1. A method for the prophylaxis and/or treatment of an inflammatory disease which comprises administering to a subject in need thereof a therapeutically effective amount of an agent which modulates the expression or activity of a MKK3 polypeptide.

2. The method of claim 1 wherein the agent is an inhibitor of MKK3.

3. The method of claim 1 wherein the agent decreases the expression of MKK3.

4. The method according to any one of the preceding claims wherein the MKK3 polypeptide: (i) comprises or consists of the amino acid sequence of SEQ ID NO: 1, 3 or 4; or

(ii) is a variant having one or more amino acid substitutions, modifications, deletions or insertions relative to the amino acid sequence selected of SEQ ID NO:l, 3 or 4, provided that such variant exhibits the activity of a MKK3 polypeptide.

5. An agent which modulates the expression and/or activity of a MKK3 polypeptide for use in the prophylaxis and/or treatment of an inflammatory disease.

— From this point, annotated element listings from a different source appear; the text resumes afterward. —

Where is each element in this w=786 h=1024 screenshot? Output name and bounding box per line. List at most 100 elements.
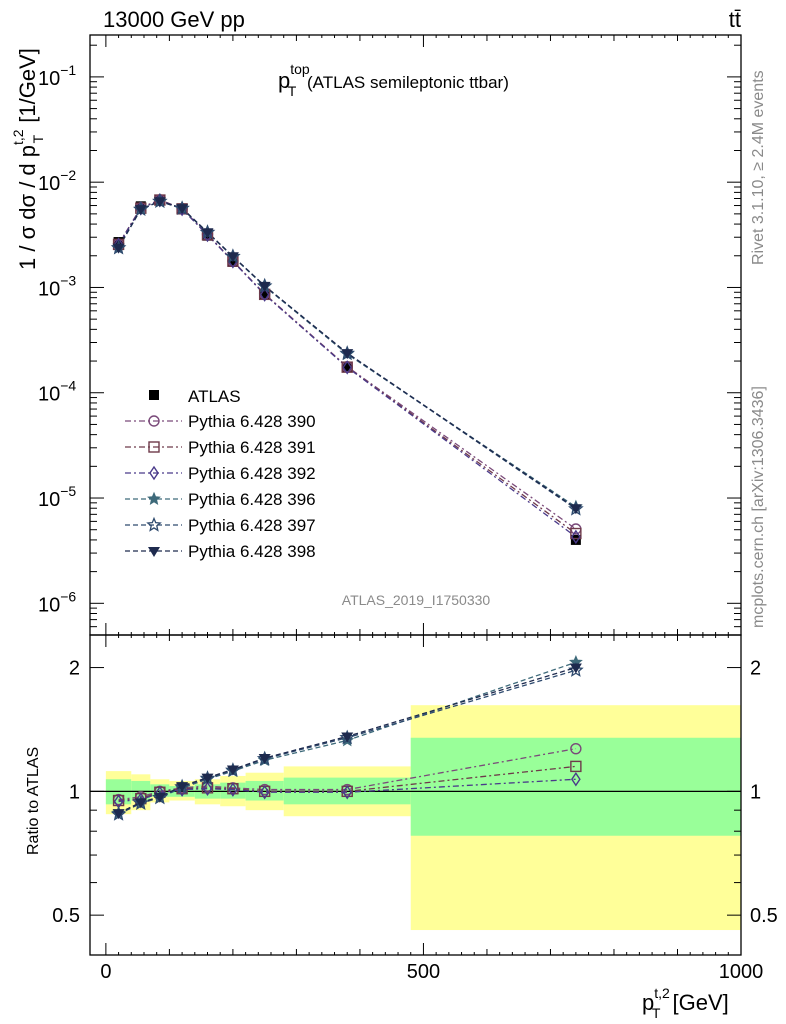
ratio-series-line bbox=[118, 748, 576, 801]
rivet-version-label: Rivet 3.1.10, ≥ 2.4M events bbox=[750, 70, 767, 265]
ratio-series-point bbox=[226, 765, 239, 776]
series-point bbox=[341, 349, 354, 360]
data-point bbox=[342, 362, 353, 373]
legend-label: Pythia 6.428 398 bbox=[188, 542, 316, 561]
y-tick-label-base: 10 bbox=[38, 68, 60, 90]
legend-marker bbox=[149, 465, 159, 481]
ratio-tick-label-left: 2 bbox=[69, 658, 80, 680]
ratio-band-inner bbox=[245, 780, 284, 801]
y-axis-label-rest: [1/GeV] bbox=[15, 48, 40, 129]
ratio-band-inner bbox=[410, 737, 741, 836]
ratio-series-point bbox=[153, 792, 166, 803]
y-axis-label-sup: t,2 bbox=[10, 129, 26, 145]
y-axis-label-main: 1 / σ dσ / d p bbox=[15, 145, 40, 270]
series-point bbox=[134, 205, 147, 216]
y-tick-label-exponent: −1 bbox=[60, 62, 76, 78]
y-tick-label-base: 10 bbox=[38, 489, 60, 511]
legend-label: Pythia 6.428 397 bbox=[188, 516, 316, 535]
ratio-series-point bbox=[134, 798, 147, 809]
y-tick-label-exponent: −2 bbox=[60, 167, 76, 183]
y-tick-label: 10−1 bbox=[38, 62, 76, 90]
y-tick-label-base: 10 bbox=[38, 173, 60, 195]
series-point bbox=[201, 228, 214, 239]
ratio-tick-label-right: 2 bbox=[750, 658, 761, 680]
legend-marker bbox=[148, 415, 160, 427]
y-tick-label-base: 10 bbox=[38, 278, 60, 300]
ratio-series-point bbox=[112, 809, 125, 820]
ratio-series-point bbox=[570, 742, 582, 755]
analysis-id-label: ATLAS_2019_I1750330 bbox=[342, 592, 491, 608]
y-axis-label: 1 / σ dσ / d pt,2 T [1/GeV] bbox=[10, 48, 46, 270]
x-tick-label: 1000 bbox=[719, 961, 764, 983]
y-tick-label: 10−4 bbox=[38, 378, 76, 406]
ratio-series-point bbox=[341, 732, 354, 743]
ratio-series-point bbox=[571, 772, 581, 787]
ratio-series-point bbox=[201, 773, 214, 784]
legend: ATLAS Pythia 6.428 390 Pythia 6.428 391 Pyt… bbox=[125, 387, 316, 561]
series-point bbox=[570, 527, 582, 540]
chart-title-rest: (ATLAS semileptonic ttbar) bbox=[302, 73, 509, 92]
ratio-tick-label-left: 0.5 bbox=[52, 905, 80, 927]
ratio-series-line bbox=[118, 765, 576, 802]
y-axis-label-sub: T bbox=[30, 134, 46, 143]
x-tick-label: 0 bbox=[100, 961, 111, 983]
series-point bbox=[569, 504, 582, 515]
ratio-tick-label-left: 1 bbox=[69, 781, 80, 803]
ratio-series-point bbox=[569, 663, 582, 674]
series-point bbox=[258, 281, 271, 292]
series-point bbox=[153, 197, 166, 208]
chart-title-sub: T bbox=[288, 83, 297, 99]
main-plot: 10−610−510−410−310−210−1 bbox=[38, 34, 742, 636]
x-axis-label-sup: t,2 bbox=[654, 985, 670, 1001]
ratio-series-point bbox=[342, 784, 353, 800]
ratio-plot: 0 500 1000 0.5 0.5 1 1 2 2 bbox=[52, 634, 778, 983]
series-point bbox=[176, 204, 189, 215]
ratio-tick-label-right: 1 bbox=[750, 781, 761, 803]
x-axis-label: pt,2 T [GeV] bbox=[642, 985, 729, 1021]
legend-marker bbox=[146, 516, 162, 532]
ratio-series-point bbox=[176, 782, 189, 793]
chart-title: ptop T (ATLAS semileptonic ttbar) bbox=[278, 61, 509, 99]
legend-marker bbox=[147, 491, 161, 505]
ratio-series-point bbox=[228, 782, 238, 797]
ratio-series-line bbox=[118, 661, 577, 814]
y-tick-label: 10−2 bbox=[38, 167, 76, 195]
series-point bbox=[226, 252, 239, 263]
series-point bbox=[112, 243, 125, 254]
legend-label-data: ATLAS bbox=[188, 387, 241, 406]
mcplots-label: mcplots.cern.ch [arXiv:1306.3436] bbox=[750, 386, 767, 628]
y-tick-label-exponent: −3 bbox=[60, 272, 76, 288]
beam-label: 13000 GeV pp bbox=[103, 7, 245, 32]
x-axis-label-sub: T bbox=[652, 1005, 661, 1021]
x-axis-label-main: p bbox=[642, 990, 654, 1015]
legend-marker bbox=[148, 441, 160, 453]
ratio-y-axis-label: Ratio to ATLAS bbox=[25, 747, 42, 855]
data-point bbox=[259, 289, 270, 300]
series-point bbox=[342, 360, 353, 375]
series-point bbox=[571, 529, 581, 545]
legend-marker-data bbox=[149, 390, 159, 400]
y-tick-label-exponent: −5 bbox=[60, 483, 76, 499]
legend-label: Pythia 6.428 391 bbox=[188, 438, 316, 457]
ratio-frame bbox=[89, 634, 742, 956]
ratio-series-line bbox=[118, 778, 576, 803]
chart-title-main: p bbox=[278, 68, 290, 93]
y-tick-label-base: 10 bbox=[38, 594, 60, 616]
y-tick-label: 10−5 bbox=[38, 483, 76, 511]
ratio-series-point bbox=[258, 754, 271, 765]
y-tick-label: 10−6 bbox=[38, 588, 76, 616]
ratio-series-point bbox=[570, 760, 582, 773]
series-point bbox=[259, 287, 270, 302]
legend-label: Pythia 6.428 396 bbox=[188, 490, 316, 509]
legend-label: Pythia 6.428 392 bbox=[188, 464, 316, 483]
y-tick-label-exponent: −6 bbox=[60, 588, 76, 604]
legend-marker bbox=[148, 547, 160, 557]
x-tick-label: 500 bbox=[407, 961, 440, 983]
legend-label: Pythia 6.428 390 bbox=[188, 412, 316, 431]
chart-title-sup: top bbox=[290, 61, 310, 77]
y-tick-label-base: 10 bbox=[38, 384, 60, 406]
ratio-series-point bbox=[202, 781, 213, 796]
ratio-band-inner bbox=[220, 782, 246, 799]
y-tick-label: 10−3 bbox=[38, 272, 76, 300]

6. The use of an agent which modulates the expression and/or activity of a MKK3 polypeptide in the manufacture of a composition for the prophylaxis and/or treatment of an inflammatory disease.

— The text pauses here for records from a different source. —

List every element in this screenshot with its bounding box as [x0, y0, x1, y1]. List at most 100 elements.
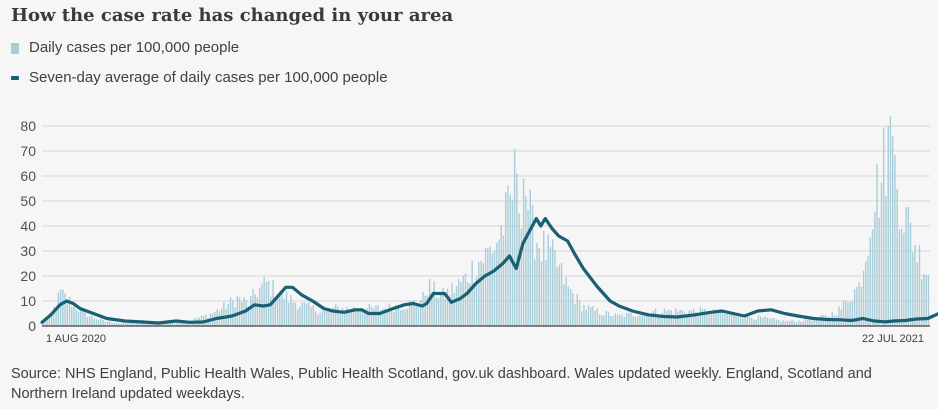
daily-cases-bar: [907, 206, 910, 326]
daily-cases-bar: [127, 322, 129, 326]
daily-cases-bar: [57, 292, 60, 326]
daily-cases-bar: [279, 294, 281, 326]
daily-cases-bar: [619, 314, 621, 326]
daily-cases-bar: [757, 315, 760, 326]
daily-cases-bar: [768, 318, 771, 326]
daily-cases-bar: [473, 282, 476, 326]
daily-cases-bar: [104, 321, 107, 326]
daily-cases-bar: [75, 309, 77, 326]
daily-cases-bar: [388, 303, 391, 326]
daily-cases-bar: [565, 277, 567, 326]
daily-cases-bar: [62, 289, 64, 326]
source-note: Source: NHS England, Public Health Wales…: [11, 366, 872, 402]
daily-cases-bar: [417, 304, 420, 326]
daily-cases-bar: [346, 306, 348, 326]
daily-cases-bar: [871, 229, 874, 326]
daily-cases-bar: [856, 287, 858, 326]
daily-cases-bar: [903, 232, 905, 326]
daily-cases-bar: [576, 294, 578, 326]
daily-cases-bar: [804, 318, 807, 326]
legend-bar-swatch: [11, 42, 19, 54]
y-axis-ticks: 0 10 20 30 40 50 60 70 80: [20, 118, 36, 334]
daily-cases-bar: [55, 307, 57, 326]
daily-cases-bar: [786, 320, 789, 326]
daily-cases-bar: [359, 311, 362, 326]
daily-cases-bar: [71, 306, 73, 326]
daily-cases-bar: [657, 314, 659, 326]
daily-cases-bar: [616, 314, 619, 326]
daily-cases-bar: [102, 319, 104, 326]
daily-cases-bar: [891, 136, 894, 326]
daily-cases-bar: [397, 307, 400, 326]
daily-cases-bar: [567, 286, 570, 326]
daily-cases-bar: [100, 318, 102, 326]
daily-cases-bar: [288, 302, 290, 326]
daily-cases-bar: [502, 235, 505, 326]
daily-cases-bar: [766, 317, 769, 326]
daily-cases-bar: [818, 317, 820, 326]
daily-cases-bar: [847, 302, 849, 326]
daily-cases-bar: [536, 242, 538, 326]
daily-cases-bar: [140, 321, 142, 326]
daily-cases-bar: [744, 318, 746, 326]
daily-cases-bar: [860, 286, 863, 326]
daily-cases-bar: [909, 222, 912, 326]
daily-cases-bar: [68, 296, 71, 326]
daily-cases-bar: [276, 297, 279, 326]
daily-cases-bar: [800, 321, 802, 326]
daily-cases-bar: [303, 302, 306, 326]
daily-cases-bar: [851, 301, 854, 326]
daily-cases-bar: [815, 318, 818, 326]
daily-cases-bar: [688, 310, 690, 326]
daily-cases-bar: [650, 313, 652, 326]
daily-cases-bar: [719, 309, 722, 326]
daily-cases-bar: [639, 315, 641, 326]
daily-cases-bar: [842, 301, 845, 326]
daily-cases-bar: [583, 305, 585, 326]
daily-cases-bar: [124, 323, 127, 326]
daily-cases-bar: [404, 309, 406, 326]
daily-cases-bar: [527, 209, 529, 326]
daily-cases-bar: [337, 306, 339, 326]
daily-cases-bar: [245, 299, 247, 326]
daily-cases-bar: [730, 314, 733, 326]
daily-cases-bar: [77, 311, 80, 326]
daily-cases-bar: [867, 255, 869, 326]
y-tick-label-60: 60: [20, 168, 36, 184]
daily-cases-bar: [753, 319, 755, 326]
daily-cases-bar: [66, 301, 68, 326]
daily-cases-bar: [109, 321, 111, 326]
daily-cases-bar: [632, 316, 634, 326]
daily-cases-bar: [728, 314, 731, 326]
daily-cases-bar: [543, 230, 545, 326]
daily-cases-bar: [771, 318, 773, 326]
daily-cases-bar: [733, 313, 735, 326]
daily-cases-bar: [737, 316, 740, 326]
daily-cases-bar: [390, 308, 393, 326]
daily-cases-bar: [440, 293, 442, 326]
daily-cases-bar: [914, 245, 916, 326]
daily-cases-bar: [762, 317, 764, 326]
daily-cases-bar: [352, 306, 355, 326]
daily-cases-bar: [232, 299, 234, 326]
daily-cases-bar: [547, 234, 549, 326]
daily-cases-bar: [332, 307, 335, 326]
y-tick-label-0: 0: [28, 318, 36, 334]
daily-cases-bar: [151, 322, 153, 326]
daily-cases-bar: [373, 308, 375, 326]
daily-cases-bar: [849, 302, 851, 326]
daily-cases-bar: [889, 116, 892, 327]
daily-cases-bar: [699, 306, 701, 326]
daily-cases-bar: [424, 295, 426, 326]
daily-cases-bar: [415, 303, 417, 326]
daily-cases-bar: [294, 302, 297, 326]
daily-cases-bar: [321, 310, 323, 326]
daily-cases-bar: [484, 247, 487, 326]
daily-cases-bar: [603, 315, 605, 326]
daily-cases-bar: [115, 323, 118, 326]
daily-cases-bar: [59, 289, 62, 326]
daily-cases-bar: [169, 322, 171, 326]
daily-cases-bar: [97, 319, 100, 326]
daily-cases-bar: [500, 225, 502, 326]
daily-cases-bar: [364, 312, 366, 326]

7. A pharmaceutical composition comprising an agent which modulates the expression and/or activity of a MKK3 polypeptide and a pharmaceutically acceptable diluent, excipient and /or carrier.

8. A method of screening for anti-inflammatory agents that modulate the expression and/or activity of a MKK3 polypeptide, said method comprising: a) contacting a MKK3 polypeptide or a system capable of expressing said polypeptide with a candidate agent; and b) determining whether the candidate agent causes the expression and/or activity of said polypeptide or the expression of a nucleic acid encoding said polypeptide, to change.

9. The method of claim 8 wherein the expression and or activity of a MKK3 polypeptide or the expression of a nucleic acid molecule encoding said polypeptide is compared with a predetermined reference range.

10. The method of claim 8 or 9 which further comprises selecting an agent, which modulates the expression and or activity of a MKK3 polypeptide or the expression of a nucleic acid molecule encoding said polypeptide, for further testing for use in the prophylaxis and/or treatment of an inflammatory disease.

11. An agent identified by the method of any one of claims 8 to 10 which modulates the expression and/or activity of a MKK3 polypeptide.

12. A method of screening for and/or diagnosis of an inflammatory disease in a subject and/or monitoring the effectiveness of anti-inflammatory therapy in a subject, which method comprises the step of detecting and or quantifying in a biological sample obtained from said subject, a MKK3 polypeptide or MKK3 nucleic acid.

13. The method according to claim 12, wherein the MKK3 polypeptide is quantified using an antibody that binds to one or more MKK3 polypeptides.

14. The method according to any one of claims 1 to 4, 8 to 10 or 12 or 13, or the use according to claim 5 or 6, wherein the inflammatory disease is a respiratory disease.

15. The method according to claim 14 wherein the respiratory disease is asthma.